Он, злобно передёрнувшись, громко рассмеялся.
– Что ты? – спросил, обведя его глазами, Ушаков.
– Так, мерзости, брат… Подлецов, ух, да как же много нынче на свете развелось. Тесно от них.
Проговорив это, Мирович опять резко, отрывисто захохотал.
– А ты знаешь настоящее средство от всяких, то есть, наваждений? – спросил Ушаков.
– Какое?
– Выпьем, Василий Яковлич, сотворим во благо ещё… Или ваш Obidienz-und-Unterfugungsact[166] мешает тому? Вздор… Жизнь, милый, вот как коротка и скучна… Да и родила нас мама, что не принимает и яма… Что хмуришься? Аль подрядился на собак сено косить?.. Эй, малый, ещё бутылочку рижского!
Подали пива, и опять подали. Из дальних комнат доносились звуки музыки.
– Кутят гвардейцы, – произнёс Ушаков.
– Дьяволы, анафемы! – опять, точно сорвавшись, сказал Мирович.
– Да о ком ты это, расскажи? – спросил, уставясь на него, Ушаков.
Мирович вздохнул. В его чёрных, без блеска, сердитых глазах начинал светиться дикий, блуждающий огонёк.
– Из-за чего такие несправедливости? Ну, из-за чего? – произнёс он, посмотрев куда-то в воздух. – Веришь ли, фу – какая тоска!
– Какие несправедливости?
– Да как же, посуди. Ну, как мог человек, по контракту с обществом и государством, передать другим то, на что сам не имеет права, – располагать своею свободою, совестью, жизнью?
– Фю-фю! – засвистал, что-то смутно, лениво припоминая, Ушаков. – Ты это по Мартинецу? Опоздал! Не знаю, брат, этих ваших новых откровений; хоть и слышал о вашей ложе, ничего особого в ней нет… А вот в «Трёх глобусах», так согласись…
– Drei Weltkugeln[167] или ложа святого Иоанна – это всё едино, глупец! – презрительно и грубо перебил Мирович. – Горе в том, что все в темноте, все смотрят врозь. А сколько силой воли одного человека можно сделать!..
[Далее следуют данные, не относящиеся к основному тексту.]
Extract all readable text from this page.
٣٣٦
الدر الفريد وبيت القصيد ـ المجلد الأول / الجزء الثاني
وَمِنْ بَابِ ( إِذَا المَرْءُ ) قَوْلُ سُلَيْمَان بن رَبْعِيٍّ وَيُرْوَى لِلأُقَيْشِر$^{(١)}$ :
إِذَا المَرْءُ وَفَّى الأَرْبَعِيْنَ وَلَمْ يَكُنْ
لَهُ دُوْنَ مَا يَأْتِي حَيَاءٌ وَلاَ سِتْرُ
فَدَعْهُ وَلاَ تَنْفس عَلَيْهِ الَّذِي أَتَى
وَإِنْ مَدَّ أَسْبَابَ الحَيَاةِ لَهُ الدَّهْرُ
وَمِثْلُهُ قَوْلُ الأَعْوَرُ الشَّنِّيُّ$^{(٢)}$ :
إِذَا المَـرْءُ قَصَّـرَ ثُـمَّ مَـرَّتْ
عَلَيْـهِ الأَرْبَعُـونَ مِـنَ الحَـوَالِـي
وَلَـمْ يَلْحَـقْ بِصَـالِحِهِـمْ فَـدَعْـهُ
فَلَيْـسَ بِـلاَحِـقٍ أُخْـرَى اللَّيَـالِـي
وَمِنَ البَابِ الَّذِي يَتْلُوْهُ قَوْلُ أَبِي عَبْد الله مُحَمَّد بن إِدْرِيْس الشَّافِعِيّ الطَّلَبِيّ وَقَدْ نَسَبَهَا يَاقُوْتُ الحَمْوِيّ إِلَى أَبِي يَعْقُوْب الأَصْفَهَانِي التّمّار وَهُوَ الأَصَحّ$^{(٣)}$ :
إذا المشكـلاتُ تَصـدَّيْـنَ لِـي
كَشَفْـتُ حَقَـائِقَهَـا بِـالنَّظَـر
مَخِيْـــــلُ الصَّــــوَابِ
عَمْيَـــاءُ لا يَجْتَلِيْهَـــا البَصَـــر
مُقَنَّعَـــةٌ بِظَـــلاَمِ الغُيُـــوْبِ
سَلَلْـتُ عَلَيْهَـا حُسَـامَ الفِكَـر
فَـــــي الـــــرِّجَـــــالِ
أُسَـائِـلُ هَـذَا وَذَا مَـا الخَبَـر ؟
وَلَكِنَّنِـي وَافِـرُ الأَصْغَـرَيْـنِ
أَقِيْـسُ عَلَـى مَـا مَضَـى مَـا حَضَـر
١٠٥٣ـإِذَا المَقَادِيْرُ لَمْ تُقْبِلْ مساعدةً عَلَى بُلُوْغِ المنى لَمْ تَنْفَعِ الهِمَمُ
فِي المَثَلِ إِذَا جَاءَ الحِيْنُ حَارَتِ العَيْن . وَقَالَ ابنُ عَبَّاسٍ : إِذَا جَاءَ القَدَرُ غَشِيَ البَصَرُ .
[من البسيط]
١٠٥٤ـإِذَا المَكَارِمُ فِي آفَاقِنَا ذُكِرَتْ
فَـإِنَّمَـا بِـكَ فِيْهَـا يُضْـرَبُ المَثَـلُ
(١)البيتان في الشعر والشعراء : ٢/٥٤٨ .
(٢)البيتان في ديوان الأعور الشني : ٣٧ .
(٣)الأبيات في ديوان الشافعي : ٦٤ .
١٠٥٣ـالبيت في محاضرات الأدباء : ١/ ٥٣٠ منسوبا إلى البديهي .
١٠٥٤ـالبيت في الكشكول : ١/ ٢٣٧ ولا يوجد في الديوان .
– Да опять-таки ты не о том, ах, опять не туда, – ответил, не обижаясь и весело замахав руками, заметно хмелевший Ушаков. – Я бы тебе всё изложил, всё… всё… Только, канальство, надо бы вот зайти… Ну да слушай… Ты вот куда взгляни, это чем пахнет? – сказал он, расставив перед собой ладони. – Слышал ты, какую силу забирают немцы? Везде, брат, ползут, везде, да не простые, самые патентованные, из Киля… Командиры полков назначены сплошь голштинцы: конного – Цобельтиш, инфантерии[168] – Цеге-фон-Мантейфель… Крюгер, Одельрог, Кеттенбург да Вейсс, а в кавалерии – Лёвен, Лотцов, Шильд и дядюшка государев, новый генерал-фельдмаршал, принц Жорж… Имена полков тоже изменены… Нарвский твой уже не Нарвский, а Эссена; Смоленский, что в Шлиссельбурге стоит, Фулертоновым прозывается… Иного колбасника-собаку даже не выговоришь, цепляется язык… А всё-таки, ну вот, что хочешь, а я государя люблю… Добряк он, весёлый, откровенный и уж простота… Видел ты его? И глаза у него такие добрые, а хохочет, заливается, точно школьник… Одно – любит не наши поговорки… Я на вахтпараде намедни его слышал… Душа человек! Скажи, в огонь и в воду пойду за него… Да ты, Василий, может, катериновец?.. Признайся!.. Царёва жена подбирает, слыхом слыхать, партию, да какую… И у Дрезденши, скажу по секрету, здесь иной раз собирается главный их притон. Давеча, как смеркалось, пятеро санок, должно, сюда с медвежьей травли катили. Что им делать? Кружат весёлые головушки, негде удали деть!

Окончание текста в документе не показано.